The Hidden Conversation Between Trees and Nitrogen
Before a tree reaches for the sky, its story forms quietly within the wood. There, nitrogen acts as a subtle signal that guides growth and change. Through her research, Anna Renström uncovers this hidden dialogue and reveals how developing wood senses and responds to the nutrients shaping it.
In ancient Eastern wisdom, it is said that a vessel is defined not by how much it can hold but by the balance it keeps. Too little leaves it empty, too much makes it overflow. Forests live by a similar quiet rule. Among all the elements that shape a tree’s growth, nitrogen carries a subtle but decisive influence, essential for life yet disruptive when its balance is lost.
For many years, scientists around the world have studied nitrogen and its effects on forest growth. We know that it can encourage trees to grow faster, and we also know that excessive fertilisation can unsettle entire ecosystems. But one part of the story has remained less visible: what happens inside the wood itself when nitrogen reaches it? How do the young cells that form the tree’s stem respond to different forms and amounts of this nutrient?
“To understand forest growth, we must first understand how a single cell listens.”
This idea stands at the heart of Anna Renström’s research. Working with hybrid aspen, she varied both the form and the level of nitrogen the trees received, giving them different kinds of nutritional cues. Using near-infrainfrared hyperspectral imaging, she looked into the wood and followed its density, chemistry and structure as they quietly shifted.

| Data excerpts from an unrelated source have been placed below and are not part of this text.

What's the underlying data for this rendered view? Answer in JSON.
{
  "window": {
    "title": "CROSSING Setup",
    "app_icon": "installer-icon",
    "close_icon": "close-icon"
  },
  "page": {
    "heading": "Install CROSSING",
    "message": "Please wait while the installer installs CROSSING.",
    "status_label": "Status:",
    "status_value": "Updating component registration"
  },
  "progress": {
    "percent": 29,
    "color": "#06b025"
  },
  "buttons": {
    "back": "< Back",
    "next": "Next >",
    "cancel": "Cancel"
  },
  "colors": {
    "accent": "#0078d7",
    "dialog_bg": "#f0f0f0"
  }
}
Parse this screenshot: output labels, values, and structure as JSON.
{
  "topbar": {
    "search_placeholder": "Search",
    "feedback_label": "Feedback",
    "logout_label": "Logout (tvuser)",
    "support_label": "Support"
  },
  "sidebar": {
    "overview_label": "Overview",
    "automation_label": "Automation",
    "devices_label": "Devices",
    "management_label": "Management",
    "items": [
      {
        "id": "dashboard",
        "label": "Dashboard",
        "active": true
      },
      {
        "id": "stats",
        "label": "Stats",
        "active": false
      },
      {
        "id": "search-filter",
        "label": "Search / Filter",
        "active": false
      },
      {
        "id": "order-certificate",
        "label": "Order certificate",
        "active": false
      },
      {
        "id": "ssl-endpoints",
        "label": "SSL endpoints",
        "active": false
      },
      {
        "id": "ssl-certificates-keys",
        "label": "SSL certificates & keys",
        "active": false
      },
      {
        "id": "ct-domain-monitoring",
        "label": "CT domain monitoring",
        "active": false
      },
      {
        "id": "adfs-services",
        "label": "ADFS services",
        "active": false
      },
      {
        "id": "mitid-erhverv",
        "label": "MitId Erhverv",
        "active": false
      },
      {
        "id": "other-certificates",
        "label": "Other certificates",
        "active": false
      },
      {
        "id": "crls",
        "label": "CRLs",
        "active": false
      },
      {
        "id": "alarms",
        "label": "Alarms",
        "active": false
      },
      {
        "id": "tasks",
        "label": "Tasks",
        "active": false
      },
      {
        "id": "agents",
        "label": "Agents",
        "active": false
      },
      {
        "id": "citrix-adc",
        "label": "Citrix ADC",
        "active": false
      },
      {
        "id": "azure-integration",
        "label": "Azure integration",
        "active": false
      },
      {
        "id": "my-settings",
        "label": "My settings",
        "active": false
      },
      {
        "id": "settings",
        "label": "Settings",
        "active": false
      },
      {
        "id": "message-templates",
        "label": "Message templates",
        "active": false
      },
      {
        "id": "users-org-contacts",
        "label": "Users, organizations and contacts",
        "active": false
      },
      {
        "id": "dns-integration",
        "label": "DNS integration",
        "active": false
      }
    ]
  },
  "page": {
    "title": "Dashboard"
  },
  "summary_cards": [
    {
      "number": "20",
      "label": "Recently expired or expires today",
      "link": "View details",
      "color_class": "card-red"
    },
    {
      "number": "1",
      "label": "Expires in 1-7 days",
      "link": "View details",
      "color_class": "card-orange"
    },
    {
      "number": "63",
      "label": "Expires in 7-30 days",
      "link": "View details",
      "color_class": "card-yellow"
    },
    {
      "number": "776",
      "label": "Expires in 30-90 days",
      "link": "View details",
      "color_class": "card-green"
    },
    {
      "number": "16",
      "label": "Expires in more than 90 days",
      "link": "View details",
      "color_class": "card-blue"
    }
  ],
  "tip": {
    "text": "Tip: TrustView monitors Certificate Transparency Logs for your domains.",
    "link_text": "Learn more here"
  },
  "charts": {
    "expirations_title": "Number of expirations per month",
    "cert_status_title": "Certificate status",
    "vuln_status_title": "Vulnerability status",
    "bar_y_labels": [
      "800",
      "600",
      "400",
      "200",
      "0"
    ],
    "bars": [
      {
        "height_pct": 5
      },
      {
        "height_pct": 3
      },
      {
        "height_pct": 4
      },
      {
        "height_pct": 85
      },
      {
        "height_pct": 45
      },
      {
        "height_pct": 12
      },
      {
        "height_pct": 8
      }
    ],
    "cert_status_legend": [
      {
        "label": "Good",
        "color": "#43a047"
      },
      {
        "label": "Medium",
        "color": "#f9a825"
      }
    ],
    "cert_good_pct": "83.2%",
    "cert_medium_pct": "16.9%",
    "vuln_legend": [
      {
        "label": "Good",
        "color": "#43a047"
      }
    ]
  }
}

A pattern slowly emerged. With higher nitrogen availability, the trees grew taller and thicker, their xylem cells expanded and their stems accumulated more biomass. Yet the wood itself changed. It became lighter, its lignin content decreased, and its chemical profile shifted. Among the nitrogen forms, nitrate behaved differently from the rest. It promoted shoot growth, increased the proportion of H-type lignin and left a distinct signature in the developing xylem.
Even more striking was nitrate’s role as a signal. It travelled upward with the xylem sap and entered the developing wood, where it rapidly activated genes associated with cell expansion. Through a molecular regulator called CRF4, nitrate helped initiate the early steps of radial growth, revealing a signalling mechanism not previously described in trees.
But the story also carried a note of caution. When developing xylem cells absorbed too much nitrate, growth slowed instead of accelerating. Even essential nourishment can become a burden when balance is lost.
“Fertilisation should not be force, it should be precision.”
Anna’s work stands within a long tradition of nitrogen research while adding something genuinely new. It offers a molecular and anatomical understanding of how developing wood perceives and responds to nitrogen. And it points toward a future in which forest fertilisation becomes a careful and informed practice rather than a uniform recipe, a way of working with the forest rather than against its natural rhythms.
On December 15, this thoughtful exploration will culminate as Anna Renström defends her doctoral thesis, a work that turns silent processes inside sap, cells and fibres into knowledge that can support more sustainable and balanced forest management.